By the end of the fourth week, the team should know whether the workflow is real. If developers are still pasting flag names between tools by hand, improve the MCP setup. If experiments are missing metrics, improve metric ownership. If reviews are slow, narrow the agent prompts and split unrelated refactors out of the feature work.

Practical implementation playbook

Treat Claude Code experiment lifecycle as a workflow, not a one-off prompt. The teams that get the most value from AI coding tools do three things consistently: they narrow the task, keep release state in GrowthBook, and make the final output reviewable by humans who were not in the original chat.

Step 1: Write the release contract

Before code changes, define the contract in a few sentences:

Change:
User-visible behavior:
GrowthBook flag:
Default value:
Fallback:
Owner:
Primary metric:
Guardrails:
Cleanup condition:

The agent can help fill missing fields, but it should not silently invent them. If the primary metric or owner is missing, the right next step is a gap report.

Step 2: Inspect before editing

Ask the tool to inspect existing patterns first:

  • Where does the app initialize the GrowthBook SDK?
  • Which helper functions or hooks evaluate flags?
  • How are tests written for feature-flagged behavior?
  • Where do analytics events fire?
  • Which files are likely to change?

This keeps the first implementation from creating a second GrowthBook client, duplicating SDK logic, or placing a flag check too high in the component tree.

Step 3: Make one controlled change

The first pass should be deliberately small. Create or reference one flag, preserve one fallback, and test both states. If the agent discovers a useful refactor, capture it as a separate follow-up. Do not let a flag implementation turn into a cleanup project, design-system rewrite, and analytics migration in the same pull request.

Step 4: Review for release risk

Use the agent again, but switch it into review mode:

Review this AI-assisted change for release risk.
Check flag key consistency, fallback behavior, test coverage, analytics parity, targeting assumptions, and cleanup notes.
List blockers first.
Do not modify files.

This prompt usually finds a different class of issues than normal linting. It looks for the ways a change can be technically valid but operationally unsafe.

Step 5: Expose gradually

Deployment and release should stay separate. Deploy the code with the default safe value. Use GrowthBook to expose the change to internal users, a beta segment, a percentage rollout, or an experiment audience. If the change needs evidence, connect it to an experiment before broad exposure.

Step 6: Close the loop

The workflow is not done when the flag turns on. It is done when one of these outcomes happens:

  • The treatment ships and temporary branching logic is removed.
  • The treatment loses and the new path is removed.
  • The test is inconclusive and the next iteration is defined.
  • The rollout is paused because a guardrail or QA issue appeared.

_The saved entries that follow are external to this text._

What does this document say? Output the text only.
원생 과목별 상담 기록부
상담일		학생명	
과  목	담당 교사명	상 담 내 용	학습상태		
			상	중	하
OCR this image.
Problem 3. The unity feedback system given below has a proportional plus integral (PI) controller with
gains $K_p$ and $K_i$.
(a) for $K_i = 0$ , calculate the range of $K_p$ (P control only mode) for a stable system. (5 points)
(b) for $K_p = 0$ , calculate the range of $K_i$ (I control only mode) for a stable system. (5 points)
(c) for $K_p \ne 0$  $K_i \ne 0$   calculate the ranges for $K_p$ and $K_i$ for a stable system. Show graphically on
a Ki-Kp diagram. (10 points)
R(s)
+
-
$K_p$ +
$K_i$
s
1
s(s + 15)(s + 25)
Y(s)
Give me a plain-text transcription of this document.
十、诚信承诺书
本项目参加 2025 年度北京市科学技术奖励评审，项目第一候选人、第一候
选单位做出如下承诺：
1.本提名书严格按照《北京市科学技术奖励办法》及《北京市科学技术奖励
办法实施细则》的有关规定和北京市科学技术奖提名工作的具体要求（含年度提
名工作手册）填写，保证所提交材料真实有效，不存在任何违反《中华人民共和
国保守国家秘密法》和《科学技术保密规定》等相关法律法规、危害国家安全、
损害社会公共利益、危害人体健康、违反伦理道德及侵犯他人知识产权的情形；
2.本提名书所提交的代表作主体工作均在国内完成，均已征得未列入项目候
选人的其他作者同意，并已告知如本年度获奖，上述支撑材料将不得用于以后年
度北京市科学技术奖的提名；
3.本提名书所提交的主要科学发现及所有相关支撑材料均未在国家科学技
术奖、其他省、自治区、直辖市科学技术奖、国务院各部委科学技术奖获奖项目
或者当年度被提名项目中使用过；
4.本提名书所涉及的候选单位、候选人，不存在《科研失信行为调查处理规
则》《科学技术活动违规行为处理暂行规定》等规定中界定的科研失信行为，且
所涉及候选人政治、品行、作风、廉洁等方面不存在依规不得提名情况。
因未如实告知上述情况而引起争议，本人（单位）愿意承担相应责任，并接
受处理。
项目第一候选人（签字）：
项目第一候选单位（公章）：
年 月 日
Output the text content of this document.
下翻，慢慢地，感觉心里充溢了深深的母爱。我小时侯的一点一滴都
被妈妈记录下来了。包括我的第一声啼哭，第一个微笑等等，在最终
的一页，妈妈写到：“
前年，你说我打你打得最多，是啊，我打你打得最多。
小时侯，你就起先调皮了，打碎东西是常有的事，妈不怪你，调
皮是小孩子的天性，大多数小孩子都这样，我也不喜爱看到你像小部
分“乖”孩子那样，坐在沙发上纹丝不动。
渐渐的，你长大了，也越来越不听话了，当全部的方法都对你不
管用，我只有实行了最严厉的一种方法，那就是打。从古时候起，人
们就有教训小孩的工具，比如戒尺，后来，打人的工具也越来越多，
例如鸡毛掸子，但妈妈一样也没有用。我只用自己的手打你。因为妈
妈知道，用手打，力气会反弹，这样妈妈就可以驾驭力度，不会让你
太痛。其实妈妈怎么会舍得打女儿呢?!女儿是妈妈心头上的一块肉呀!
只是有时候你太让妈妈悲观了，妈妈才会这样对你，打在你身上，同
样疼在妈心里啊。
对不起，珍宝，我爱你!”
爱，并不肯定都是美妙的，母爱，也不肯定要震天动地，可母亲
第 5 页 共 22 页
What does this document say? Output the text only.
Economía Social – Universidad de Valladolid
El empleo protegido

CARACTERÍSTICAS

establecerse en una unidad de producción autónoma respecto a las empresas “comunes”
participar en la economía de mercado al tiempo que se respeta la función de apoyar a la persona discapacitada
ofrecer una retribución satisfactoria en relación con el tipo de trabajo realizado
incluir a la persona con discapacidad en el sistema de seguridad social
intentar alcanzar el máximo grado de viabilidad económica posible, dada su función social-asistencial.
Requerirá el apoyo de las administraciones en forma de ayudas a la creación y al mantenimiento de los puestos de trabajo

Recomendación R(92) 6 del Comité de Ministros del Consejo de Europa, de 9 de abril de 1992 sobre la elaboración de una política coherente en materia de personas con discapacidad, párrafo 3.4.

Ask the agent for cleanup only after the human-owned decision is clear.

Example review packet

A good final packet should fit in a pull request comment:

  • GrowthBook object: new_checkout_summary flag and linked experiment.
  • Default: false for all production users.
  • Fallback: existing checkout summary component.
  • Treatment: new summary component with revised copy and layout.
  • Tests: unit tests for off/on states and one integration smoke test.
  • Metrics: checkout completion as primary, error rate and latency as guardrails.
  • Rollout: internal staff, beta accounts, then experiment traffic.
  • Cleanup: remove losing branch or graduate winning branch after decision.

This packet is not bureaucracy. It is the artifact that lets someone review the work without trusting a chat transcript.